After an uninspiring monologue emphasising graphs from last year about Australia’s economy being the envy of the Western world etc, the Treasurer, flanked by his youthful but pale-looking (not much sleep lately?) media adviser Adam Collins, began to take questions. Leigh Sales was smashing a loud orange top, icons Laurie Oakes and Karen Middleton sat together up the back and Fairfax scribbler (and Bruce Billson doppelganger) Chris Johnston, a late arrival, was cruelly forced to stand.
Australian Financial Review scoop king Phil Coorey dived in first. Phil wanted to know whether any of the initiatives would actually be legislated before the government’s demise on September 14. Swan retorted that the process had already begun via the appropriation bills, but didn’t give a firm commitment.
Next, the “other Phil”, genial Herald Sun stalwart and ex-press gallery president Phil Hudson, asked the Treasurer whether reductions in the baby bonus would kill off the glint in the eyes of Australian couples mulling procreation. Swan said that despite the cut, Australia still had a solid family payments system and that increases to Family Tax Benefit A would more than compensate for a lack of libido. The baby bonus was “unsustainable”.
Gratts, aka Michelle Grattan, entered the fray to call Wayne on the government’s claimed “$24 billion” infrastructure spend, when only $3 billion was allocated over the forward estimates. Duh, claimed Wayne; nation-building infrastructure takes more than four years to roll out. Gratts didn’t let the issue die for some time though.
Former Mr Natasha Stott-Despoja (and TV darling) Hugh Riminton leapt in to allege that voters wouldn’t respond well to a lack of pre-election bribes, and that long-term plans wouldn’t resonate at the ballot box. The Treasurer said the NDIS and Gonski had been popular ideas floating around for years.
A bolshie Rural Press hack wondered aloud about whether new regional spending was designed to appease the independents in Lyne and New England. Not at all, said Wayne, these ideas had been on the cards for years.
Next, Probes aka Andrew Probyn from The West Australian hurled a vicious epithet: wasn’t it a fact that the Mining Resources Rent Tax was really a “nuisance tax”? Swan, that imperilled Labor lifer, said it was unfortunate a profits-based tax was introduced at the exact same time corporate profits were collapsing. When profits recovered, so would the tax.
“An almighty ruckus erupted over who would ask the next question. Voice projection expert and ABC face Chris Uhlmann emerged triumphant …”
An almighty ruckus erupted over who would ask the next question. Voice projection expert and ABC face Chris Uhlmann emerged triumphant to ask something inaudible about failed taxes. They’re not failed at all, they’ll start working soon, Swan assured him.

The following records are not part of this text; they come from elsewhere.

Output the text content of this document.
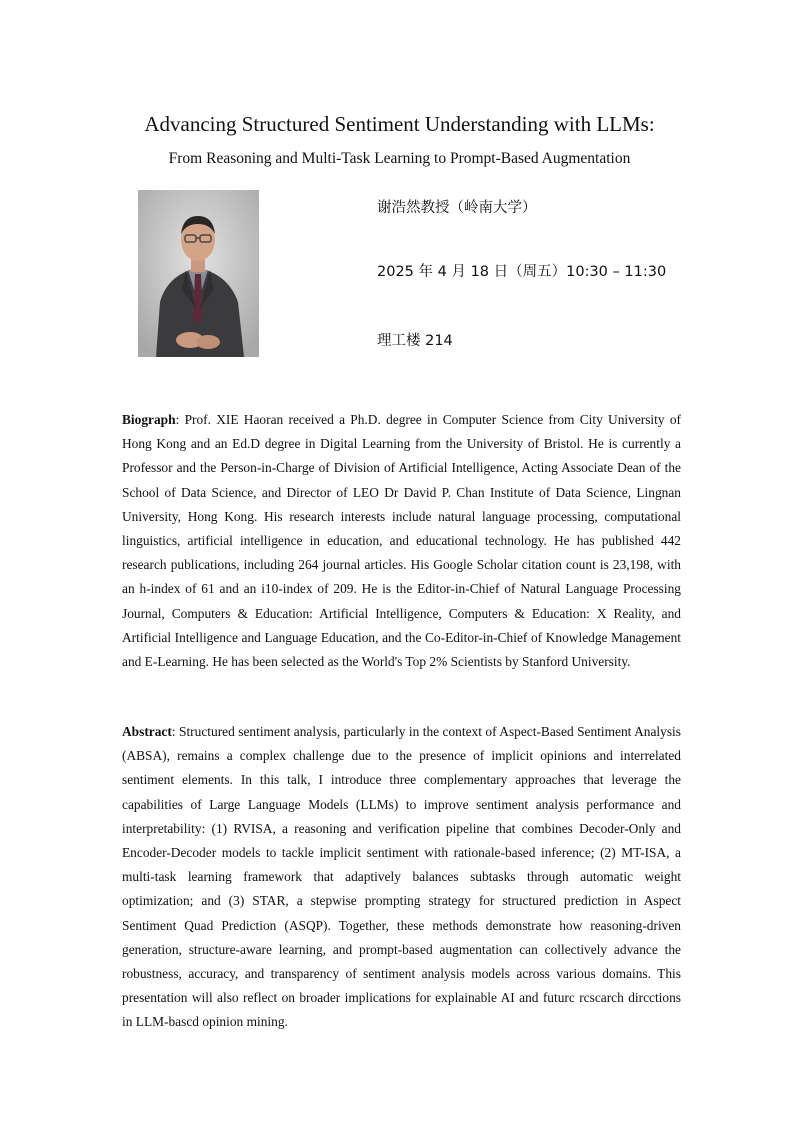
Advancing Structured Sentiment Understanding with LLMs:
From Reasoning and Multi-Task Learning to Prompt-Based Augmentation
谢浩然教授（岭南大学）
2025 年 4 月 18 日（周五）10:30 – 11:30
理工楼 214

Biograph: Prof. XIE Haoran received a Ph.D. degree in Computer Science from City University of Hong Kong and an Ed.D degree in Digital Learning from the University of Bristol. He is currently a Professor and the Person-in-Charge of Division of Artificial Intelligence, Acting Associate Dean of the School of Data Science, and Director of LEO Dr David P. Chan Institute of Data Science, Lingnan University, Hong Kong. His research interests include natural language processing, computational linguistics, artificial intelligence in education, and educational technology. He has published 442 research publications, including 264 journal articles. His Google Scholar citation count is 23,198, with an h-index of 61 and an i10-index of 209. He is the Editor-in-Chief of Natural Language Processing Journal, Computers & Education: Artificial Intelligence, Computers & Education: X Reality, and Artificial Intelligence and Language Education, and the Co-Editor-in-Chief of Knowledge Management and E-Learning. He has been selected as the World's Top 2% Scientists by Stanford University.

Abstract: Structured sentiment analysis, particularly in the context of Aspect-Based Sentiment Analysis (ABSA), remains a complex challenge due to the presence of implicit opinions and interrelated sentiment elements. In this talk, I introduce three complementary approaches that leverage the capabilities of Large Language Models (LLMs) to improve sentiment analysis performance and interpretability: (1) RVISA, a reasoning and verification pipeline that combines Decoder-Only and Encoder-Decoder models to tackle implicit sentiment with rationale-based inference; (2) MT-ISA, a multi-task learning framework that adaptively balances subtasks through automatic weight optimization; and (3) STAR, a stepwise prompting strategy for structured prediction in Aspect Sentiment Quad Prediction (ASQP). Together, these methods demonstrate how reasoning-driven generation, structure-aware learning, and prompt-based augmentation can collectively advance the robustness, accuracy, and transparency of sentiment analysis models across various domains. This presentation will also reflect on broader implications for explainable AI and futurc rcscarch dircctions in LLM-bascd opinion mining.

ABC business guru Andrew Robertson arced up about the impact of slugs on business. They’re not slugs at all, think about business friendly investment like the NBN!
Former ABC Moscow correspondent Emma Griffiths asked whether the government had done enough to secure an unlikely come-from-behind victory at the ballot box. We’re not in it for short-term glory, we’re in it for long-term reforms, ran the answer.
A loaded query from The Courier-Mail’s Denis Atkins inferring Labor was wrong to put the national interest ahead of Labor’s self-interest produced a defiant one-word response: “no”.
Commercial TV hearthrob Alex Hart suggested the government would send pensioners to an early grave via its seniors’ reforms. The exact opposite was true, Wayne said. Instead, the Gillard administration was “liberating” old people to ensure they met their full potential.
Paul Osborne from AAP picked up on the budget’s references to an unpredictable economic future. Could that wobbliness be summed up in a word? The deputy PM batted this away, talking broadly about “global markets” playing havoc with the Australian dollar.
An indigenous man up the front couldn’t find much in the budget for the First Australians. But we’re “Closing the Gap”, Swan insisted!
Finally, with Collins getting restless at the edges and an unnamed adviser barking at the gallery to cease their harassment, Lateline double-breasted suit specialist Tom Iggulden asked why Labor was “booby trapping” the opposition. “They’re booby-trapping themselves!” exclaimed south-east Queensland’s biggest Bruce Springsteen fan.
And that was it, with a last-second shouted interjection from impressive gallery mucker James Massola sadly falling on deaf ears.